1916. Paul Grappe (Pierre Deladonchamps) ne veut plus combattre les allemands. Il déserte et se réfugie dans les jupons de sa femme, Louise (Céline Sallette). Le couple sait le sort réservé aux déserteurs, mais Paul ne veut pas moisir dans un cave à l’abri des regards. Sa liberté, il la vit en Suzanne, dame de tout le monde au Bois de Boulogne, mais au petit matin, il retrouve toujours Louise. Si c’est elle qui l’a encouragé à se travestir, elle n’imaginait pas toute la place qu’allait prendre Suzanne dans leur vie à deux. Folle d’amour pour Paul, elle accepte tout : libertinage, prostitution, échangisme, et même son alcoolisme. A la fin de la guerre, Paul est libre et il lui faut alors dire au revoir à Suzanne. Mais comment se séparer d’une partie de soi-même ?

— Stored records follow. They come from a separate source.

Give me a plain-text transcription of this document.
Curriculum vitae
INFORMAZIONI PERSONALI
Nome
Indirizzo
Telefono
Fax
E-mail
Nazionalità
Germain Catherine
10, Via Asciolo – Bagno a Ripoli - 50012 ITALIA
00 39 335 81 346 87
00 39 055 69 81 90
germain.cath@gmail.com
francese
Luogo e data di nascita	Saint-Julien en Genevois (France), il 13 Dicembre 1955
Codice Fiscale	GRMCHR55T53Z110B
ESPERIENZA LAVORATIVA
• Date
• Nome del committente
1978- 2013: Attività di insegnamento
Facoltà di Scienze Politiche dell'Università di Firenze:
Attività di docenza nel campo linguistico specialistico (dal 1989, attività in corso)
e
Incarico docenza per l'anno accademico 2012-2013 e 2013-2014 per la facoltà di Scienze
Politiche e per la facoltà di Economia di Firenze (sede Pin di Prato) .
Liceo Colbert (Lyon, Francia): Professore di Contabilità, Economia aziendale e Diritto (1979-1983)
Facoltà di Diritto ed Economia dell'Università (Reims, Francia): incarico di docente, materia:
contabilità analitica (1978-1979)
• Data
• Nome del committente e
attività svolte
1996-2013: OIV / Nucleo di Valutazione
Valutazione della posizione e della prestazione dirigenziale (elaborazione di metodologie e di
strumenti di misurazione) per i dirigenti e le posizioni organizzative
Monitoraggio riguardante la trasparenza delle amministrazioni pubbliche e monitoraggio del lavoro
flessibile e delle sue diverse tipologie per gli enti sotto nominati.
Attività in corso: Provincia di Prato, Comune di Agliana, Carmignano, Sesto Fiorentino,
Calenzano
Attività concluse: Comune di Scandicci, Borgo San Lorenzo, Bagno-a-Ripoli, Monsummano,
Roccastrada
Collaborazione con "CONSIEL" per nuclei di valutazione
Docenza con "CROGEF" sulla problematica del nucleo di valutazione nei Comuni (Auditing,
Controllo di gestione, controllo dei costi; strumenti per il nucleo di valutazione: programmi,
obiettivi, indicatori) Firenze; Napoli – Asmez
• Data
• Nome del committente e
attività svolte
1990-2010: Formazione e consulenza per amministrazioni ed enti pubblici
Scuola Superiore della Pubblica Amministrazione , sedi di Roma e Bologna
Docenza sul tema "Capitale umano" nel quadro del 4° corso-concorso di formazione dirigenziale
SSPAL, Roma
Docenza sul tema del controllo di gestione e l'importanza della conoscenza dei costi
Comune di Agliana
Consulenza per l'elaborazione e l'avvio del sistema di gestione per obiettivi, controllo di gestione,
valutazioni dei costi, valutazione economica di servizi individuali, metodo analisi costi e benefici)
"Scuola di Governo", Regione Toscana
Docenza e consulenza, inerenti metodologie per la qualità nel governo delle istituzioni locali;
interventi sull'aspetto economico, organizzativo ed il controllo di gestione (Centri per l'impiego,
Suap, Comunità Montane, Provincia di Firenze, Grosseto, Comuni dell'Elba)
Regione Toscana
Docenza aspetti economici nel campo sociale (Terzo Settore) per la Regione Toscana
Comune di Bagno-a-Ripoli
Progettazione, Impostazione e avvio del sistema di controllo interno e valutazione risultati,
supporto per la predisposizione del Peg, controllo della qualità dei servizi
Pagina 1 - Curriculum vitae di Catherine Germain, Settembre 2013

On avait au moins 4 bonnes raisons d’aimer le film :

  • Téchiné (Les Roseaux sauvages, Rendez-Vous, Hôtel des Amériques, J’embrasse pas, Le Lieu du crime, Ma saison préférée, Les Témoins – notre top 7 sans ordre de préférence !).
  • Pierre Deladonchamps et Céline Sallette chez Téchiné : un choix de casting idéal.
  • Michel Fau chez Téchiné – rencontre entre “divas”.
  • Un récit sur la transidentité et la libération sexuelle dans une époque qui ne les admet pas, film queer idéal sur le papier.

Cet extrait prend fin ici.